Stepwise increase of total positive-area was observed according to the ballooning hepatocyte score. Total positive-area was significantly greater in the liver tissues from the patients with nonalcoholic steatohepatitis (n=47) than those from the patients with nonalcoholic fatty liver (n=7). We next examined the role of S100A8
in a NAFLD mice model. LD-fed mice, but not ND-fed mice, displayed hepatitis with steatosis, lobular inflammation, ballooning and fibrosis. S100A8-positive cells were observed in a part of hepatic leukocytes, and significantly greater in number in the livers of LD-fed mice compared with ND-fed mice. Flow cytometric analyses revealed that more than 80% of S100A8 positive cells were CD11b+ Gr-1high myeloid lineage cells and significantly increased in the livers of LD-fed Erismodegib molecular weight mice compared with ND-fed mice. S100A8 positive cells also expressed CXCR2, a chemokine receptor.
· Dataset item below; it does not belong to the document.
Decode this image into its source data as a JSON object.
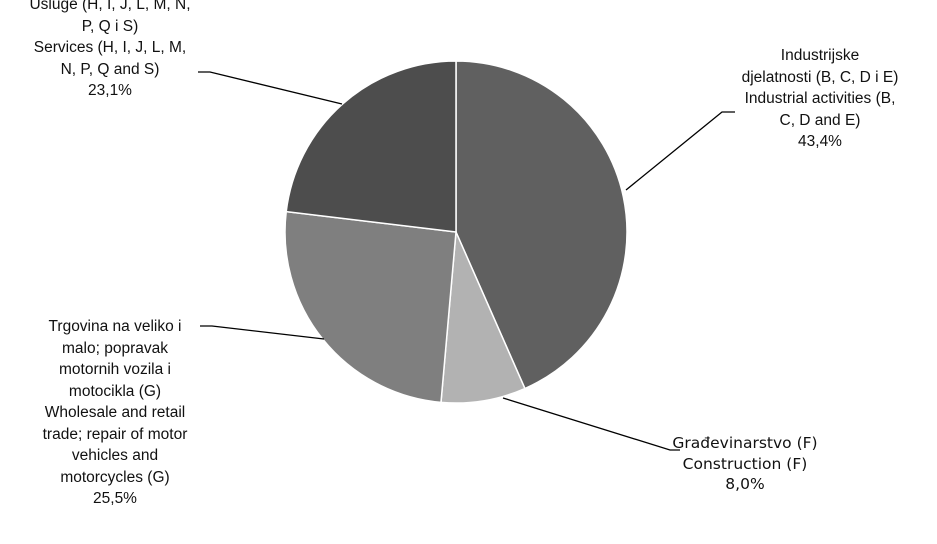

We studied chemokine gene expressions in the livers of LD- and ND-fed Gefitinib cost mice. The gene expressions of Cxcl1, Cxcl2, and Mcp1 significantly elevated in the livers of LD-fed mice compared with ND-fed mice. In vitro study, palmitic acid upregulated the gene expressions
of Cxcl1 and Mcp1 in CL2, murine hepatocyte cell line. Hepatic leukocytes from LD-fed mice, but not those from ND-fed mice, spontaneously produced substantial amounts of CXCL1 as well as TNF-α. Moreover, S100A8 significantly induced production of CXCL1 as well as TNF-α from normal hepatic leukocytes. Conclusion: The present study suggested that upregulated Cxcl1 expressions in the livers of LD-fed mice led to the accumulation
of S100A8 positive cells via CXCR2 and that S100A8 produced TNF-α and Cxcl1. Taken together with human results, the amplification of S100A8-CXCL1 loop via CXCR2 might be involved in the development of NAFLD. Disclosures: Tetsuo Takehara – Grant/Research Support: Chugai Pharmaceutical Co., MSD K.K. The following people have nothing to disclose: Kaori Mukai, Takuya Miyagi, Yoshinobu Yokoyama, Teppei Dynein Yoshioka, Kumiko Nishio, Akira Nishio, Yoshiki Onishi, Satoshi Aono, Yoshinobu Saito, Satoshi Tanaka, Hayato Hikita, Ryotaro Sakamori, Naoki Hiramatsu, Harumasa Yoshihara, Yasuharu Imai, Tomohide Tatsumi Background and Aim: Free fatty acids play a critical role in the pathogenesis of non-alcoholic fatty liver disease (NAFLD), including non-alcoholic steatosis and steatohepatitis. Recent research has shown that apoptosis is a characteristic feature of hepatocytes in NAFLD. Meanwhile, a complex relationship is reported between apoptosis and autophagy in several disease models but not well established in NAFLD. In this study, we investigated the interplay between apoptosis and autophagy in NAFLD. Methods: HepG2 cells were cultured with saturated palmitic acid (PA). For in vivo studies, male C57BL/6J mice or Mx1-Cre mediated Atg7 knockout mice (Mx1-Cre Atg7 fl/fl), were fed high fat diet (HFD).